Without getting into a full refresher course on bond financing, let's consider what's at stake for tribes. Bond financing begins with a decision by a company, government or municipality to issue a bond for long-term, costly public purposes, such as roads and bridges; water, sewer, electricity and telecommunications lines; health and child care facilities; schools; housing; land acquisition; convention facilities, and economic development initiatives. When an investor decides to float the bond (as they say in the trade), that investor becomes a bond-holder. The bond issuer becomes obligated to pay the bond-holder an agreed interest rate at regular intervals and to retire the remaining loan principal at maturity. The issuer is selling an investment product known as a bond; the bond holder is investing in that product, lending to the project, in the expectation of getting the money back in full, on time and with interest.
For this to occur, the bond repayment arrangements are enforceably linked to the issuer's revenue sources. In Indian country, bonds are often secured with casino revenues.
Tax-exempt bonds are attractive to investors because they don't pay taxes on any profit they make; they are attractive to issuers, in this case tribes, because the exemption means the investor may settle for a lower interest rate. Because bond financing involves large borrowings, generally $5 million or more, over long periods of time, generally five years or more, that lower interest rate becomes a crucial factor in keeping the cost of money down.
Tribes are able to issue tax-exempt bonds only when the proceeds go to "essential government functions" such as those listed above - roads and bridges; water, sewer, electricity and telecommunications lines; health and child care facilities; schools; housing; land acquisition; convention facilities, and economic development initiatives. Otherwise, the proceeds would be supporting profitable activity, which is not tax exempt, and the government would be cheated of tax revenues. Hence the audit.
Fair enough so far. But the IRS does not have a firm ruling as to what constitutes "essential government functions."

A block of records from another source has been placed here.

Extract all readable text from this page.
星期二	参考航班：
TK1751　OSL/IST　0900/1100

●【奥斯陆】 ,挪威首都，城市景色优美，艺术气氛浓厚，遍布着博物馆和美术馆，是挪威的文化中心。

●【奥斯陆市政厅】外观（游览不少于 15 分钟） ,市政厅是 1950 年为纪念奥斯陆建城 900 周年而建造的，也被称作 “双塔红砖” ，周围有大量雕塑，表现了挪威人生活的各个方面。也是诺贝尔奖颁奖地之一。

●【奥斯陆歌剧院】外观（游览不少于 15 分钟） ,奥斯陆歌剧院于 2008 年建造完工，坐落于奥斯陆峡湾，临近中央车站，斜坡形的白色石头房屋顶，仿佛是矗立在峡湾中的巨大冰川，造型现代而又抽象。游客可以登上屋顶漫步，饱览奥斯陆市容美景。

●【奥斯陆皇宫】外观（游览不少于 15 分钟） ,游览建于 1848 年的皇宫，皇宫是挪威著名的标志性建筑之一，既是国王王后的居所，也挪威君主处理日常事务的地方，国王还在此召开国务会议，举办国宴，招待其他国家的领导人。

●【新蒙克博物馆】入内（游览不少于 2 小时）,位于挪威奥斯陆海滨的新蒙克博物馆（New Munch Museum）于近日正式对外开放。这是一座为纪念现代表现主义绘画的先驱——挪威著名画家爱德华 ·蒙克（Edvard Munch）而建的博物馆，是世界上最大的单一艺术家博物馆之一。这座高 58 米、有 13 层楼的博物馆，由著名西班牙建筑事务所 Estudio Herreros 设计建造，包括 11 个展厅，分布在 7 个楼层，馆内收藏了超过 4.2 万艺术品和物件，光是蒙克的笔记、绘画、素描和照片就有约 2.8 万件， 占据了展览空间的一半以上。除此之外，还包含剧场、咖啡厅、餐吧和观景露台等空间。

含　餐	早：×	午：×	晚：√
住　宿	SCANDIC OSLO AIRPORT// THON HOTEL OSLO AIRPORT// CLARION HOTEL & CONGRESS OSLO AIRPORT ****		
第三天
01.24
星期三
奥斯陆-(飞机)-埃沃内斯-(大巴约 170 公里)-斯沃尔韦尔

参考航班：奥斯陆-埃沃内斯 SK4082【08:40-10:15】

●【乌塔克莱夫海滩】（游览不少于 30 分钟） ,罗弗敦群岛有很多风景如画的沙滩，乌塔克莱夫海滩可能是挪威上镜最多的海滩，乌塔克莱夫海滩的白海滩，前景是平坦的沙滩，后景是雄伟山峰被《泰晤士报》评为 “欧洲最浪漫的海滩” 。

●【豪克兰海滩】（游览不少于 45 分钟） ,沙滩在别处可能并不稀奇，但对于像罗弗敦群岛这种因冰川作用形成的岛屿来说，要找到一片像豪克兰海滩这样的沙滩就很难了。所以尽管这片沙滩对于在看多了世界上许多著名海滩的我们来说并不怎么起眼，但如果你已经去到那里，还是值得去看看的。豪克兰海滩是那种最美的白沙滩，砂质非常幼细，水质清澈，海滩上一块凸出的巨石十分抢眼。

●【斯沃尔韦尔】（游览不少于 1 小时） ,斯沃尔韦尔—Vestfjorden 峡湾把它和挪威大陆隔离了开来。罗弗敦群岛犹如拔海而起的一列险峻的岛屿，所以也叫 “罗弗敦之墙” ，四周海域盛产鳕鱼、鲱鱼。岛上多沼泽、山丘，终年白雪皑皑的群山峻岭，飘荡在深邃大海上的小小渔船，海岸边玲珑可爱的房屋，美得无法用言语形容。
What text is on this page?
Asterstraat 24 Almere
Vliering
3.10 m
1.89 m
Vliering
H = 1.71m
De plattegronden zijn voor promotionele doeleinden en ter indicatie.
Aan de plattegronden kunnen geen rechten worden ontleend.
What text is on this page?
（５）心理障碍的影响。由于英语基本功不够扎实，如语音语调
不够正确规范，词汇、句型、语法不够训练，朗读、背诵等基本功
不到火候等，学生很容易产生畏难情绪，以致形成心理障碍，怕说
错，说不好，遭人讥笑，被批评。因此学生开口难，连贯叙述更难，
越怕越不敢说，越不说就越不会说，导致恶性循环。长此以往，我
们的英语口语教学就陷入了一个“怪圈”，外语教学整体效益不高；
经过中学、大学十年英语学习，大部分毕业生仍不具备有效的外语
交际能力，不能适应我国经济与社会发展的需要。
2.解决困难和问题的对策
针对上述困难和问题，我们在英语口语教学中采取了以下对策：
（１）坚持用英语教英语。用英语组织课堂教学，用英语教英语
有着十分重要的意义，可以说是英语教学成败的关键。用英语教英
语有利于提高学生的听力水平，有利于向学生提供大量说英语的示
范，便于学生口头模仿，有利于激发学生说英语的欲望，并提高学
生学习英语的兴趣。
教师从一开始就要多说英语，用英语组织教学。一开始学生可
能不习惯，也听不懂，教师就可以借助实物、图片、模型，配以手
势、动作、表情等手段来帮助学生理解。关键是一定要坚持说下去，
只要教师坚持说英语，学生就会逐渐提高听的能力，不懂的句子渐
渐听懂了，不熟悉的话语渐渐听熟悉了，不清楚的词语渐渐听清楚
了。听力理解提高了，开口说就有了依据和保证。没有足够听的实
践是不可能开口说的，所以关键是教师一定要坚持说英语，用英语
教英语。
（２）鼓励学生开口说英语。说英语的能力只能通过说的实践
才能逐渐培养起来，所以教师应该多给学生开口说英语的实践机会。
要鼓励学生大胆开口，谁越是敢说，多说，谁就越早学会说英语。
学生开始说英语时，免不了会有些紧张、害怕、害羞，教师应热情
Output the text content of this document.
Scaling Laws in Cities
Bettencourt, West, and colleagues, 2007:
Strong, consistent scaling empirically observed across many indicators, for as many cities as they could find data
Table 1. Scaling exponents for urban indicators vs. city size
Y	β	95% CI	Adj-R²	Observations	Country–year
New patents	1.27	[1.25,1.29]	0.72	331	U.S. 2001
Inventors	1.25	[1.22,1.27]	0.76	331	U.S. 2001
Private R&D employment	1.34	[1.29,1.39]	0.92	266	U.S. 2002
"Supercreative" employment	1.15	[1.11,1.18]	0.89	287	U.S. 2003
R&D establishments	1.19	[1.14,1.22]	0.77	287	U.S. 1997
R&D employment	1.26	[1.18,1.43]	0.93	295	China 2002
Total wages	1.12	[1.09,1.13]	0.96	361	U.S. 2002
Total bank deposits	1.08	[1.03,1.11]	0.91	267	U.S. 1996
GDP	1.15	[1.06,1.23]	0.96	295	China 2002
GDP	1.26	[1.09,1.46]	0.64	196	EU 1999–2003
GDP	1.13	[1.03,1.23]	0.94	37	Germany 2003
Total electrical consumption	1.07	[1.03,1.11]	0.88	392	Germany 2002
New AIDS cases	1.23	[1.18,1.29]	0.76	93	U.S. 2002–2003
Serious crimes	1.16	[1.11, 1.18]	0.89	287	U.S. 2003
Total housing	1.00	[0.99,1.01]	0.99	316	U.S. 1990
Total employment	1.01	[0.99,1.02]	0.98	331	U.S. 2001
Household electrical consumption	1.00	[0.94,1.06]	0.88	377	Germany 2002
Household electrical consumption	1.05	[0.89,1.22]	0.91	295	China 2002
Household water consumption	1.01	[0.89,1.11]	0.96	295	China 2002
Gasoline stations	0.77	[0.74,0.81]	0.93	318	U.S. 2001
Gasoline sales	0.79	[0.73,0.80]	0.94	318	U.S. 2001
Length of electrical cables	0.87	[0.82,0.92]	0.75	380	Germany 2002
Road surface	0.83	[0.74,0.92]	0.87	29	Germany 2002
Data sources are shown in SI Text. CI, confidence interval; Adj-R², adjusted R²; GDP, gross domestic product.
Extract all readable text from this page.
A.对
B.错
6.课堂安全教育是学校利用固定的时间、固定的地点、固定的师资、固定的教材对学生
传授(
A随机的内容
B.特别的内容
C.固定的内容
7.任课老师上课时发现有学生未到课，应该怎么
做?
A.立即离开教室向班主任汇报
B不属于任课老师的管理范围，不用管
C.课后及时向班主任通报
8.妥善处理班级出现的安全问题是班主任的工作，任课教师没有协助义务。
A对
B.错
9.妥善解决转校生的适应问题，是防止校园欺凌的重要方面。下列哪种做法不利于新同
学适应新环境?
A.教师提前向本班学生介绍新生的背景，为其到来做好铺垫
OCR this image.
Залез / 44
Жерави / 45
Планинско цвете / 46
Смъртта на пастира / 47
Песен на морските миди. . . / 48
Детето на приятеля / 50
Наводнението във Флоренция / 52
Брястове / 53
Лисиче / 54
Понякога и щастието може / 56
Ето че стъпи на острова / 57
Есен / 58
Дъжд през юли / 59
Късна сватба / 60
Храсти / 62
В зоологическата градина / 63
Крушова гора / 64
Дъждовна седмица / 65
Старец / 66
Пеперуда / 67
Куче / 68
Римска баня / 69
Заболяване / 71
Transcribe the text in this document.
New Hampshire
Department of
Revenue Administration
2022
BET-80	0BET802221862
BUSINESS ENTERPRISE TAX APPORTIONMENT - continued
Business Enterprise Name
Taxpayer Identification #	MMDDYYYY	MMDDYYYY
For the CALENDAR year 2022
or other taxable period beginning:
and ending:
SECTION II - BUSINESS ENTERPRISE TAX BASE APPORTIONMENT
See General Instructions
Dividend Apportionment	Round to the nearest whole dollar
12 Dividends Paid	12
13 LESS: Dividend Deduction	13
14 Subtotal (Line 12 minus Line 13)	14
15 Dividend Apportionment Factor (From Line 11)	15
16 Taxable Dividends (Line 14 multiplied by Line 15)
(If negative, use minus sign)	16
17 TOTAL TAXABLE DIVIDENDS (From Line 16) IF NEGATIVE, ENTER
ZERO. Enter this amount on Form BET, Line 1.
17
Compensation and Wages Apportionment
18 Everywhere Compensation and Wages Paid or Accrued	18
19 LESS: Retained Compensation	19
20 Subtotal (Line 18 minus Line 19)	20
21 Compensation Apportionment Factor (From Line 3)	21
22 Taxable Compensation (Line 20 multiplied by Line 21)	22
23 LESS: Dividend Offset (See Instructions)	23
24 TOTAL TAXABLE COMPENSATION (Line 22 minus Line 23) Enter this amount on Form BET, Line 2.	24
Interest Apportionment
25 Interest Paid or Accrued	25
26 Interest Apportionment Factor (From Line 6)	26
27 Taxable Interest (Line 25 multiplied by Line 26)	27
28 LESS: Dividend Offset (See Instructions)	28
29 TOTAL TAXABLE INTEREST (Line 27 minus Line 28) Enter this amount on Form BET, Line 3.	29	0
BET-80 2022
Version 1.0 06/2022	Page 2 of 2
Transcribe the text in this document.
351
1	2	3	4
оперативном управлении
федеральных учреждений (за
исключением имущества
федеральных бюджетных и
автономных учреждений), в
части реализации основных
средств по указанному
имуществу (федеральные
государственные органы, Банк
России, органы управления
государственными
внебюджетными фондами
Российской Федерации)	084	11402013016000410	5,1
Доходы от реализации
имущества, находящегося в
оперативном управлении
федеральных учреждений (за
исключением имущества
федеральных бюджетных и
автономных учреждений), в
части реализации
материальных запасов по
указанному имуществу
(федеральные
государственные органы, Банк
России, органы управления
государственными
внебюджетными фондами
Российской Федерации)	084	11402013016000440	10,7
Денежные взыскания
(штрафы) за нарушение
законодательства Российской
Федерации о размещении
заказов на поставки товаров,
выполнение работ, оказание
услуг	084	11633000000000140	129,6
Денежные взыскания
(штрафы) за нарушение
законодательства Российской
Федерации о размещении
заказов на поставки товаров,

Hence the concern that tribes could be penalized for not complying with a dodgy definition - for instance, a number of tribes consider the construction of casino parking lots as an essential government function. Their case is straightforward: revenue from casinos is essential to providing services for the tribal membership, and parking lots are essential to bringing clientele to the casinos. But a certain siege mentality is bound to develop under IRS audit conditions, so a few of us are bound to have our paranoid moments wondering, will the IRS see it that way? If not, then what? And if the IRS defines essential government functions in a way that cancels tax exemption for many casino-based bond-financed development activities, won't that "someone out there" have accomplished what all those statehouse lobbying dollars did not?
But it is far too early for panic or paranoia. The official in charge of the audits insists it's not a fishing expedition, and adds that he has no targeted finding in mind. The timing may pertain not so much to growing activity in tax-exempt tribal bond financing as to the Oct. 1 commencement of the 2003 fiscal year. Who knows? If a fair definition of "essential government functions" were to come forward in time to stabilize the growing use of tribal tax-exempt bond financing, at the end of the day we may even find something good to say for the taxman.
Rebecca Adamson is president of First Nations Development Institute and a columnist for Indian Country Today.